By flipping the model—online first, print second—we can publish more rich anthropological content in a more timely way with more voices, and then share in print the anthropology essays that turn out the best, spark the most conversation, or are shared the most by readers. This will enhance the AN website as a location for ongoing coverage with an increase in essays and discussions. All content will continue to be archived in AnthroSource.

The print issue will continue to include traditional newsletter content, remaining a conduit for association information. Some content may be published on anthropology-news.org and in print, such as the president’s column, association reports and death notices. These are items that generally do not appear on the AAA website or blog. Other content may be included just in print as part of the AAA historical record: election results, board minutes, donor recognition.

New AN

With this shift in AN’s publishing schedule, I’m also implementing a few editorial changes.

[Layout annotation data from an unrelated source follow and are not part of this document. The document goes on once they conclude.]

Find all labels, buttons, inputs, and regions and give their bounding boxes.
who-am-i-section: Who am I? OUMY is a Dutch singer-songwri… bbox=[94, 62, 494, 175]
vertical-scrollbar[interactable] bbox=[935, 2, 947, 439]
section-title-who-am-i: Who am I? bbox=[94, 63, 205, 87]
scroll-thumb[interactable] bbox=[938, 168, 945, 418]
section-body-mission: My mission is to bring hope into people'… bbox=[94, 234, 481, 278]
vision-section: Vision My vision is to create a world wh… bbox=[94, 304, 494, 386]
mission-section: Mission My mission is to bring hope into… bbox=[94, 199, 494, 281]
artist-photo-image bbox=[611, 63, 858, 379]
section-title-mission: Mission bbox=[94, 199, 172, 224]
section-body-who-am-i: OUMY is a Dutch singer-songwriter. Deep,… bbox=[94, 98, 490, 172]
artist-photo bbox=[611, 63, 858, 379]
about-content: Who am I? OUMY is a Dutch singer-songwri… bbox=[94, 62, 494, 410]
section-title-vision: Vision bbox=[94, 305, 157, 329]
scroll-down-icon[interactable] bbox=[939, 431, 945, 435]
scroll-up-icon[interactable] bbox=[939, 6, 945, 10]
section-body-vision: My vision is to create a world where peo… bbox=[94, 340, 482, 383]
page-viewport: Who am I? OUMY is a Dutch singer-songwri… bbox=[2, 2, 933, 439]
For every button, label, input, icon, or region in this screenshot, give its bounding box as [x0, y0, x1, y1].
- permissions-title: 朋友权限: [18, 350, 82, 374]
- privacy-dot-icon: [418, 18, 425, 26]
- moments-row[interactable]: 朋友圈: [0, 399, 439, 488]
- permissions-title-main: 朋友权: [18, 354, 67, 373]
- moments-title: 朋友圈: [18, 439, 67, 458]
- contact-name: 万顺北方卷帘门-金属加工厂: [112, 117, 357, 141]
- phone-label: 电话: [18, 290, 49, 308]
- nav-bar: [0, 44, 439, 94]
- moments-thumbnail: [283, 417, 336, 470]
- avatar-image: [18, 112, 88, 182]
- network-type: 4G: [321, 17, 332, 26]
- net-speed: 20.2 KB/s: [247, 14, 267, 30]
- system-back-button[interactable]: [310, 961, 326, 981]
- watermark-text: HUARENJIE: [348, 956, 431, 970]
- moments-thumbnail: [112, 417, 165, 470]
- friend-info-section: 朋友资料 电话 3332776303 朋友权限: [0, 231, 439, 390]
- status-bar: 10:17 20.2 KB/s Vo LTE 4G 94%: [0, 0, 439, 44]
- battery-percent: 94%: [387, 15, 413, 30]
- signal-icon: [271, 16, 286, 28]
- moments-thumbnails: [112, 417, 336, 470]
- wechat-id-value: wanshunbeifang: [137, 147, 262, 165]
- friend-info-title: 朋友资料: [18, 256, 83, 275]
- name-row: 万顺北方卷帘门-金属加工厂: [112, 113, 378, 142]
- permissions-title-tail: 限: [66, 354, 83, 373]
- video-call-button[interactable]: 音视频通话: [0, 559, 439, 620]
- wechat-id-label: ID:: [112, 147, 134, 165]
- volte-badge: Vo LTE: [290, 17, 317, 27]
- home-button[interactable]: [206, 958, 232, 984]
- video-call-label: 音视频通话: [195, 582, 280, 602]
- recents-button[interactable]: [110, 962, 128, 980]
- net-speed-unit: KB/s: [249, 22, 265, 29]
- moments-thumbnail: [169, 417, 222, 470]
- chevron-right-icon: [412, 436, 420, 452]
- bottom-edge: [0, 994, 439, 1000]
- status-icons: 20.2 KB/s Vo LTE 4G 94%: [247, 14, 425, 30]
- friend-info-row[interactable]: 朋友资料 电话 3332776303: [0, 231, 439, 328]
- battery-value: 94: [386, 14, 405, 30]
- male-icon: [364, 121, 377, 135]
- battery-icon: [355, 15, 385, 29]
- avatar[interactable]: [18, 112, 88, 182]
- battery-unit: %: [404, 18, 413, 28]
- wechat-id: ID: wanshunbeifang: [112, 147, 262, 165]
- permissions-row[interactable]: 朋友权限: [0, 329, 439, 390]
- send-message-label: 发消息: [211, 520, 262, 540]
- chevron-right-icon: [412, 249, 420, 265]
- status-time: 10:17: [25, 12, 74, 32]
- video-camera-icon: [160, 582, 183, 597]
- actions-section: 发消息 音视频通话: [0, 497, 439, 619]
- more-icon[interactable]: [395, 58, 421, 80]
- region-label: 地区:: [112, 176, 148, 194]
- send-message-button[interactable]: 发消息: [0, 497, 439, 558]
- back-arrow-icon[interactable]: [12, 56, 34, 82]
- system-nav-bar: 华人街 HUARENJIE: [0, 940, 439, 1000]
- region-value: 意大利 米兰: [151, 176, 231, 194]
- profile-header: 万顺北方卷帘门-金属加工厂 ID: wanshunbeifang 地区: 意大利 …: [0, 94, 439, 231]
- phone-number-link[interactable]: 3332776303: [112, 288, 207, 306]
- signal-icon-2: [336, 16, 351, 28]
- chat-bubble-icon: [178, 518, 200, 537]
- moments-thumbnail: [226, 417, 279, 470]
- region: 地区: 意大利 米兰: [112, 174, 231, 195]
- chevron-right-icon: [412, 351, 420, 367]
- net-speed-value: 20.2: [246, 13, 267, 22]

First, AN will increase to 12 issues per year at anthropology-news.org and on AnthroSource. Each issue will include all the main content (calendar and items from the right-hand sidebar omitted) published on anthropology-news.org in that calendar month. Essays (whether Opinion or In Focus pieces) will be selected for the print based on web metrics regarding usage, user feedback via online ratings and shares, pingbacks, discussion, and overall quality and length of the piece.

Content on anthropology-news.org will continue to be publically available, open access to all. To accommodate the flipped publishing schedule and to conserve server space, online content will be open for approximately four months, rather than the current two months.

For annual meeting information, AN will continue to inform members about the annual meeting city, deadlines, major events, and the call for proposals. However, some information, such as time and locations of specific sessions, benefits from more accurate and up-to-date information by being available only online. We have already been encouraging section and committee editors to disseminate such details through their online AN columns and listservs to limit out-of-date information in print AN.

Section News will also change. Section editors will contribute columns online at anthropology-news.org, and may do so as often as any individual contributing editor would like. As with the other essays, those columns with a focus on anthropological work, commentary or analysis may be selected for any print issue. AN is also setting aside space for Section News three times a year specifically in print: in the March, July and November print issues. The survey indicates that members do not find print AN the primary way to advertise upcoming events or to remain in touch with their sections. Furthermore, 67% of respondents indicated strong support for having section columns online only. The primary means of communication for section meeting details should be through listservs and other online communication.

In addition to being able to publish at any time on anthropology-news.org, contributing editors and columnists will be given a higher word count for their regular columns. Each column can be up to 1,000 words, as opposed to the strict current limit of 700 words for print columns. Any column pulled from the website for print publication may be up to 1,000. And each of the three print columns Sections have per year may also be up to 1,000 words.

This new publishing schedule will help allow AN to reach out to more people, in a more timely, relevant way. We developed anthropology-news.org to facilitate the publication and sharing of essays about all facets of anthropology with anthropologists, and help raise the profile of anthropology among potential anthropologists, media and the general public.

As I write this, AN has a new essay on the website by Harjant Gill called “Unthreatening the Sikh Turban.” The lead-in is about the shootings at the Sikh temple in Wisconsin on August 5. The essay shares insight only an anthropologist (or possibly a folklorist) could articulate. There will be more breaking news stories that could use the anthropological lens. AN is here to help you share that with members and the public.